Bucks County Council is poised to examine a business case for creating a unitary authority.
This newspaper can exclusively reveal that Martin Tett, leader of the council will speak with his cabinet on Monday, with a view to launching an independent commission which would decide how a new authority would look.
Mr Tett also says that he is going to write to the four district councils asking them to be part of the process, and to adhere to the findings of a final report.
There are a number of unitary models to choose from, including a single Bucks-wide council or splitting the county into north and south unitary councils.
Entitled Future of Local Government In Buckinghamshire, the debate is the only item on the agenda of Monday’s extraordinary meeting.
Mr Tett said: “I am going to suggest that we all submit evidence and be bound by whatever agreement the commission decides on.

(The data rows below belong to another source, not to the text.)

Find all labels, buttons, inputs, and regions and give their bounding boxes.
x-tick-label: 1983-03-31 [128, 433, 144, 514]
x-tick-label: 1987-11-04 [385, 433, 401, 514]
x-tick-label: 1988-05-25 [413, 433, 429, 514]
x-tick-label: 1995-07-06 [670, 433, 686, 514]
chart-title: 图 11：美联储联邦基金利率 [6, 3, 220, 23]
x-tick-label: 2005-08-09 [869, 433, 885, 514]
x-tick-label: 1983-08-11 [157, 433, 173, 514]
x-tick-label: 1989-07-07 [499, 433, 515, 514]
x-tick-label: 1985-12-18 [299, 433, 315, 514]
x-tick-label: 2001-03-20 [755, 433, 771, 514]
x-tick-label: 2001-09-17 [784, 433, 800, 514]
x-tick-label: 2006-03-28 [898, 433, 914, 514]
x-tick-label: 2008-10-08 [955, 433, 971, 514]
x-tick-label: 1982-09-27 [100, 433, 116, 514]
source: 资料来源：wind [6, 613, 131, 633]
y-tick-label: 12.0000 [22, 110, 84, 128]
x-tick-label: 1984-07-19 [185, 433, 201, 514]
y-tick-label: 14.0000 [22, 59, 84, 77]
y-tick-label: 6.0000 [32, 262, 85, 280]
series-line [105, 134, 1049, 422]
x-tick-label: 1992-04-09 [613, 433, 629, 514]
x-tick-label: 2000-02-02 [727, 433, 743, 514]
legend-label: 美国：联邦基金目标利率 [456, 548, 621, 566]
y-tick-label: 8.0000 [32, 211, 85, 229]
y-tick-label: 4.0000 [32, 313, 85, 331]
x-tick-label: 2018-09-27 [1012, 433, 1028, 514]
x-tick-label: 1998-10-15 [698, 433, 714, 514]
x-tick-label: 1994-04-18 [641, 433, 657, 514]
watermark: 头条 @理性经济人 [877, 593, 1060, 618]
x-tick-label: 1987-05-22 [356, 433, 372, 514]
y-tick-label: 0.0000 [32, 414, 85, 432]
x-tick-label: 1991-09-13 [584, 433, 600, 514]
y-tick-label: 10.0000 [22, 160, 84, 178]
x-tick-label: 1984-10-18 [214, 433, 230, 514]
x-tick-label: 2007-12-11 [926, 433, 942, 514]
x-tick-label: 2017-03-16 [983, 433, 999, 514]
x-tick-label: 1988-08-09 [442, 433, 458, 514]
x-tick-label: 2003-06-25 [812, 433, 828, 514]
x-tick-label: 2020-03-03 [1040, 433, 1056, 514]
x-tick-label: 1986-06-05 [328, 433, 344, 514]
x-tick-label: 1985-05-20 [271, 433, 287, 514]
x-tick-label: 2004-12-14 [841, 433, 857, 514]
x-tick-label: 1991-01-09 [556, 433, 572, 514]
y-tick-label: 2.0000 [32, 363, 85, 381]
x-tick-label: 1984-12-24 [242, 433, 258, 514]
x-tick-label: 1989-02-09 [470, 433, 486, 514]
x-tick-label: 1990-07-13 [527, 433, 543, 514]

“We need to update the assumptions on what savings could be achieved, we need to simplify local government for the residents and deliver the very best services for the lowest possible cost which would allow us to protect and improve our frontline services.”
Mr Tett said that the unitary process would not happen overnight.
“It could take two to three years of this process for anything to happen, it wouldn’t affect any of the councils’ finances in the short to medium term. But the revenue support grant (money from central government) will be scrapped for all councils by then, and the money will come from business rates and local council tax only. This will be the case no matter what is decided, but a unitary authorty would enable us to save money.”